Además, este alimento aporta menos calorías que la miel y el azúcar, lo cual lo hace ideal para formar parte de dietas adelgazantes.

También, es beneficioso para la conservación de los alimentos, ya que contiene un índice alto de fructuosa. Esta sustancia ayuda a evitar el desarrollo de las bacterias, actuando como un excelente conservante casero.

Cómo preparar el jarabe de maíz casero:

Ingredientes:
200 ml de agua
400 g fécula de maíz (Maicena)
100 g azúcar blanco refinado
100 g de mantequilla

Colocar una cazuela mediana con el agua. Dejar a fuego medio hasta que llegue al punto de ebullición.

Una vez logrado el punto de ebullición, agregar la mantequilla y la fécula de maíz. Algunas personas sustituyen la mantequilla por aceite, sin embargo, el sabor y la textura variarán en el resultado final.

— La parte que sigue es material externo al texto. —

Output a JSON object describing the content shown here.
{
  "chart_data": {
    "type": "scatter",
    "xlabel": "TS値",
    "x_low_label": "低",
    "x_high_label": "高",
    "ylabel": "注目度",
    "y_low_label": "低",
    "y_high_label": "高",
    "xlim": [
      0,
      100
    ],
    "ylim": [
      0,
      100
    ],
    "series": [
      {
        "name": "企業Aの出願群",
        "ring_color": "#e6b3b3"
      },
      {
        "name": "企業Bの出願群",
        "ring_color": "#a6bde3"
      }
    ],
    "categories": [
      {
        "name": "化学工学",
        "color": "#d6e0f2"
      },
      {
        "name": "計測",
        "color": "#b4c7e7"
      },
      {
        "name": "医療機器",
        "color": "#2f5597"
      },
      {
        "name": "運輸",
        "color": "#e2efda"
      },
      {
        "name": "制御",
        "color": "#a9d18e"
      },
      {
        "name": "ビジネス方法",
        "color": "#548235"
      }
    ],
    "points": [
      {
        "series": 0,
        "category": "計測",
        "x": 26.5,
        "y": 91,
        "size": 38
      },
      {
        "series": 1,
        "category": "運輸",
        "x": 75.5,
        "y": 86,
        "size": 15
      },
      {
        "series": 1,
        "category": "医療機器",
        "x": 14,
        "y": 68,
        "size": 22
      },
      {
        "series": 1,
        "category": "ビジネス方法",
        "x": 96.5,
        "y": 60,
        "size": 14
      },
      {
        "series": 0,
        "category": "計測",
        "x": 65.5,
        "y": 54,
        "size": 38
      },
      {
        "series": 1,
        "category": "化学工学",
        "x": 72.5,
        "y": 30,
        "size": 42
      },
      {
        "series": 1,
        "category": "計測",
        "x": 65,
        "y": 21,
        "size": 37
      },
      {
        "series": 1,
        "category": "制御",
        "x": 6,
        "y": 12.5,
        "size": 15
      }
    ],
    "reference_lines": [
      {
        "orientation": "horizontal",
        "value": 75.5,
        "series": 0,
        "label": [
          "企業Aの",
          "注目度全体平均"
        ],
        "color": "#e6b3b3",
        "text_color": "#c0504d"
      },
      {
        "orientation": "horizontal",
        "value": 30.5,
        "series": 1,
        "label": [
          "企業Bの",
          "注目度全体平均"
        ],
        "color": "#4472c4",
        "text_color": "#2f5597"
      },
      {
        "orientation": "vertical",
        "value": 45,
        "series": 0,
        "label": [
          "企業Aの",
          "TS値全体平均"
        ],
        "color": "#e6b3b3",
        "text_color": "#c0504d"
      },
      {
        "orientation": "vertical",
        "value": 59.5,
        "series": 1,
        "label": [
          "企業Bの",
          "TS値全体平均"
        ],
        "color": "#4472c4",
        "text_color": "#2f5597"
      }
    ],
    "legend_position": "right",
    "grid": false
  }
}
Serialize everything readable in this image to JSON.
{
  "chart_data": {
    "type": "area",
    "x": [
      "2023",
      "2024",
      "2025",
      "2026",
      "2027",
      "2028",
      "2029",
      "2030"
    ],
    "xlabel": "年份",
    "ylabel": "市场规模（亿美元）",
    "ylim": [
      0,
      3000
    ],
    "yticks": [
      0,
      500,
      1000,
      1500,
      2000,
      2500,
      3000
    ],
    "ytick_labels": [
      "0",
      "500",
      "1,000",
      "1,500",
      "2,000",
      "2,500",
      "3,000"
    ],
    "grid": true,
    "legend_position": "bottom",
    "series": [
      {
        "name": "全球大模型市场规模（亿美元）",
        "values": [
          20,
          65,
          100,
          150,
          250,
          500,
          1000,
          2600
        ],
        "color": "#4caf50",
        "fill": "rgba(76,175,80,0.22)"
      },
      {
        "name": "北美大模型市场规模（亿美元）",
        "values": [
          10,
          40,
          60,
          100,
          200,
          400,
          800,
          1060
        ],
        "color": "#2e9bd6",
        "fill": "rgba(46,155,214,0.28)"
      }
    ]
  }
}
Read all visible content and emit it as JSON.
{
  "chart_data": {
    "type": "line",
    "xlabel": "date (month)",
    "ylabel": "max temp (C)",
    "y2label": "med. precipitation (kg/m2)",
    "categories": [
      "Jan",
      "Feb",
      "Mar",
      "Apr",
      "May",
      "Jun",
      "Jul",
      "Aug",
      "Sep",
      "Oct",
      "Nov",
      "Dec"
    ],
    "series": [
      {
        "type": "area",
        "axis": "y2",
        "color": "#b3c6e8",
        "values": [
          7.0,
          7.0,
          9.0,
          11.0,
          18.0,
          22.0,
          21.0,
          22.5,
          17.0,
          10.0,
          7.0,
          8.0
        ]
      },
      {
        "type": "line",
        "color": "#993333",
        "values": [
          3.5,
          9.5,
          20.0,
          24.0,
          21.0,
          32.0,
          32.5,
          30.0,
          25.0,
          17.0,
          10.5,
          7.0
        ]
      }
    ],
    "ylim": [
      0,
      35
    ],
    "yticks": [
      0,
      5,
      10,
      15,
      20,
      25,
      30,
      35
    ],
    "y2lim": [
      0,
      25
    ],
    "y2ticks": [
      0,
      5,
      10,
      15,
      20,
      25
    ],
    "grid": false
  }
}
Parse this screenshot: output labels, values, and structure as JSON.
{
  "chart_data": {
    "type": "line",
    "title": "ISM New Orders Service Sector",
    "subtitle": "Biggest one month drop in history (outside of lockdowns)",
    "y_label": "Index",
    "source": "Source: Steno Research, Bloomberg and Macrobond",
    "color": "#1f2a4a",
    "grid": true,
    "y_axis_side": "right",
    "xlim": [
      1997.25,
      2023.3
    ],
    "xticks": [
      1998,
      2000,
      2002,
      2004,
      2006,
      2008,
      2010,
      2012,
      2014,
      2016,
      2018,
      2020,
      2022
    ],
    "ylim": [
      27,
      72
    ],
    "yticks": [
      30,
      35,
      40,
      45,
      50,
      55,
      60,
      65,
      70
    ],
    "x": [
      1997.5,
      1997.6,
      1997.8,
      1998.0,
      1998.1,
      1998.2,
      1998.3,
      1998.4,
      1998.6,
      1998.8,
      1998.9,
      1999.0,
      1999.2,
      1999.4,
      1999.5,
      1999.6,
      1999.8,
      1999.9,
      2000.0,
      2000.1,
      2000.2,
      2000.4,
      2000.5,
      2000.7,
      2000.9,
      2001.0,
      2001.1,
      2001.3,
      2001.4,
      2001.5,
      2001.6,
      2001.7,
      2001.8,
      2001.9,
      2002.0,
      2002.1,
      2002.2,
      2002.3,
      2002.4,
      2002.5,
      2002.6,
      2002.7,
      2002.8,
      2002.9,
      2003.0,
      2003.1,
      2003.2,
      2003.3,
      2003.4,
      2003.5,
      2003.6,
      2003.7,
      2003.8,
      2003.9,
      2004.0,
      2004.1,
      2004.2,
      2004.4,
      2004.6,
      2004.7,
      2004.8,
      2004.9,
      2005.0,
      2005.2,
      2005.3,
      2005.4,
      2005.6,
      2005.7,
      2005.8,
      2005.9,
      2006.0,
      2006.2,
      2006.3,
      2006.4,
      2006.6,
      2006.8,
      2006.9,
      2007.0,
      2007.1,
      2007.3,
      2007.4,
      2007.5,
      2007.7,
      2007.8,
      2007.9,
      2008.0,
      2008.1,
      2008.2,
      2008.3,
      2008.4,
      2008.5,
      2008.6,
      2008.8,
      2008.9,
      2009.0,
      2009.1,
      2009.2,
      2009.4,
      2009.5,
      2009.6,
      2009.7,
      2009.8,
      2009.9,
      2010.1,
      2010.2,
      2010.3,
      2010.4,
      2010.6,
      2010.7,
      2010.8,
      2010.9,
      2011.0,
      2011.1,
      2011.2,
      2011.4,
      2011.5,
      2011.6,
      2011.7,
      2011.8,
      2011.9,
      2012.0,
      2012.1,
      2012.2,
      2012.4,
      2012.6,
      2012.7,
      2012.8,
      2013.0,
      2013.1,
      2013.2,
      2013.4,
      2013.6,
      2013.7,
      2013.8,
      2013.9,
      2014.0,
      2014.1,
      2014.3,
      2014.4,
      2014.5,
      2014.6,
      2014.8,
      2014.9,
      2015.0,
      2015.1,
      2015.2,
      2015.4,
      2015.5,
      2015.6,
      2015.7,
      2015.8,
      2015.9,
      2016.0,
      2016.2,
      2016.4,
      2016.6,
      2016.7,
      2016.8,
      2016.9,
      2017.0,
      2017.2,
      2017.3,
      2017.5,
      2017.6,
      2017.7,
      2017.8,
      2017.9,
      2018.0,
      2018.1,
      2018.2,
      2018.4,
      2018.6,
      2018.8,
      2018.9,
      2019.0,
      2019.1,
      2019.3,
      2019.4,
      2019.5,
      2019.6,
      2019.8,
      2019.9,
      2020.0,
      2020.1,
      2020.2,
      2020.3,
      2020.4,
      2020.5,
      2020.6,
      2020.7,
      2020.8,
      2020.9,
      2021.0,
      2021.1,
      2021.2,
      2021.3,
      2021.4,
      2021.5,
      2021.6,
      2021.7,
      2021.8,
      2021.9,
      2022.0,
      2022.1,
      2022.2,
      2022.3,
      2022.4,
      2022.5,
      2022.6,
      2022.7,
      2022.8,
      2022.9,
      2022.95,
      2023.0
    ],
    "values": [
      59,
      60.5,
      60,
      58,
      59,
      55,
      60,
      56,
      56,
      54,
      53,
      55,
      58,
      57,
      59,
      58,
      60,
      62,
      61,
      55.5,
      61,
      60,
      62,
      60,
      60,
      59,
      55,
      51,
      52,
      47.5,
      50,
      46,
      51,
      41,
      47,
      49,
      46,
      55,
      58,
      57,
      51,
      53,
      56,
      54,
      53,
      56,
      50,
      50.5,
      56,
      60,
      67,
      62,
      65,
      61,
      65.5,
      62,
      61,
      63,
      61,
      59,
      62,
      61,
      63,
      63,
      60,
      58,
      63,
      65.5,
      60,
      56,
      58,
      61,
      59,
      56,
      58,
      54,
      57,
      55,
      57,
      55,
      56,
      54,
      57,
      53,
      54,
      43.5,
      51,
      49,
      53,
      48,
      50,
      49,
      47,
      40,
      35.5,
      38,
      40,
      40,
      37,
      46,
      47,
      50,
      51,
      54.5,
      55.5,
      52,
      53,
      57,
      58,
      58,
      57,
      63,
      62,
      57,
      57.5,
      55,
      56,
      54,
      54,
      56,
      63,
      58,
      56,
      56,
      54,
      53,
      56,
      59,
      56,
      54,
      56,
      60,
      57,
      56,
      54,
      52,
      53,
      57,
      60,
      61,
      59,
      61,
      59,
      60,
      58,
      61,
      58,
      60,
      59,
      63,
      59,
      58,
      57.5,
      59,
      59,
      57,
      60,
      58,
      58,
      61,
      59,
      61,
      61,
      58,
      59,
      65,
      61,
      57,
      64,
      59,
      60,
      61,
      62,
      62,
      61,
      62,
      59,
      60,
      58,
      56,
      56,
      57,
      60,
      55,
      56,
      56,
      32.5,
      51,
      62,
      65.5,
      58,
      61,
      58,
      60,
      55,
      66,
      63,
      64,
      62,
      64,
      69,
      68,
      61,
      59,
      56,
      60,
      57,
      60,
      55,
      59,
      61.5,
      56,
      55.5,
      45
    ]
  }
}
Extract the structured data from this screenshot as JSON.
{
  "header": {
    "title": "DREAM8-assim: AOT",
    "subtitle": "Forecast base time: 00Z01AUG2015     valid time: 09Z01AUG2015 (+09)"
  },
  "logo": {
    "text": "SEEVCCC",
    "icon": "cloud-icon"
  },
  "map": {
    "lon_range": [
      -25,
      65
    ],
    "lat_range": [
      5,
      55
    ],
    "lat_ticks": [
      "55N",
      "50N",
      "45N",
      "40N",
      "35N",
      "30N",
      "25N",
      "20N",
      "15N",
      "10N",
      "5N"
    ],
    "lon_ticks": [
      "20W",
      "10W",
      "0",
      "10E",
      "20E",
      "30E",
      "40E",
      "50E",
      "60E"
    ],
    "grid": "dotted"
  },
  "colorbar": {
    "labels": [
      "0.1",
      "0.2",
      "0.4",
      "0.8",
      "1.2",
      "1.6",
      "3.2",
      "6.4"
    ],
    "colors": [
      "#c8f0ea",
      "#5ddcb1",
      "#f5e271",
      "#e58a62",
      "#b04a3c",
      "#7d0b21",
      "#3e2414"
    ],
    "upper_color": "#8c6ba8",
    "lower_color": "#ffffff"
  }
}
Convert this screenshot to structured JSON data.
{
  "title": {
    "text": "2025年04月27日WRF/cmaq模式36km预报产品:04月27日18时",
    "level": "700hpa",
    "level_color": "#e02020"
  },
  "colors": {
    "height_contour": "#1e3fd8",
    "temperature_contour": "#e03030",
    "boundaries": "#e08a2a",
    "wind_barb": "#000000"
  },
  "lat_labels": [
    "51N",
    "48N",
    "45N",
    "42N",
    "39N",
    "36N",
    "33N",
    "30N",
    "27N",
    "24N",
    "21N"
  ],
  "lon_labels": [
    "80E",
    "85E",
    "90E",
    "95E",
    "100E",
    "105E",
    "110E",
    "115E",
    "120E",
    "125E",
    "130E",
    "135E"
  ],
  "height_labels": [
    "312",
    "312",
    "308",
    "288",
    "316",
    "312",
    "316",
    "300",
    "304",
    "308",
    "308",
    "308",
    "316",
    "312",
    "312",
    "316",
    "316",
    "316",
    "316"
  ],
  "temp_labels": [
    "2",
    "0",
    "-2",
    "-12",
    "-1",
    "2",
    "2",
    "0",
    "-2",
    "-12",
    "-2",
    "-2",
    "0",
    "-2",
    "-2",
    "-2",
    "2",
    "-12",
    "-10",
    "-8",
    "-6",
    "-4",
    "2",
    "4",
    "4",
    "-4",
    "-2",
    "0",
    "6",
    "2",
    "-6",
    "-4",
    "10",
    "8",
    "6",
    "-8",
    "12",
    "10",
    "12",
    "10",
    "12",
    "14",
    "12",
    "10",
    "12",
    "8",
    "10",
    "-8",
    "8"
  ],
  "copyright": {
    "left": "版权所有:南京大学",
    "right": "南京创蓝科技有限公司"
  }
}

Ir mezclando continuamente, hasta que la mezcla se vuelva espesa. Si se desea menos espesa la mezcla agregar un poco más de agua, hasta obtener la consistencia deseada.

Añadir el azúcar refinado, mezclar hasta que se disuelva, y todos los ingredientes queden bien unificados. Una vez listo, el jarabe debe quedar con un tono caramelo con un poco de gris.

Con ayuda de un colador, verter la mezcla sobre un frasco de vidrio previamente esterilizado.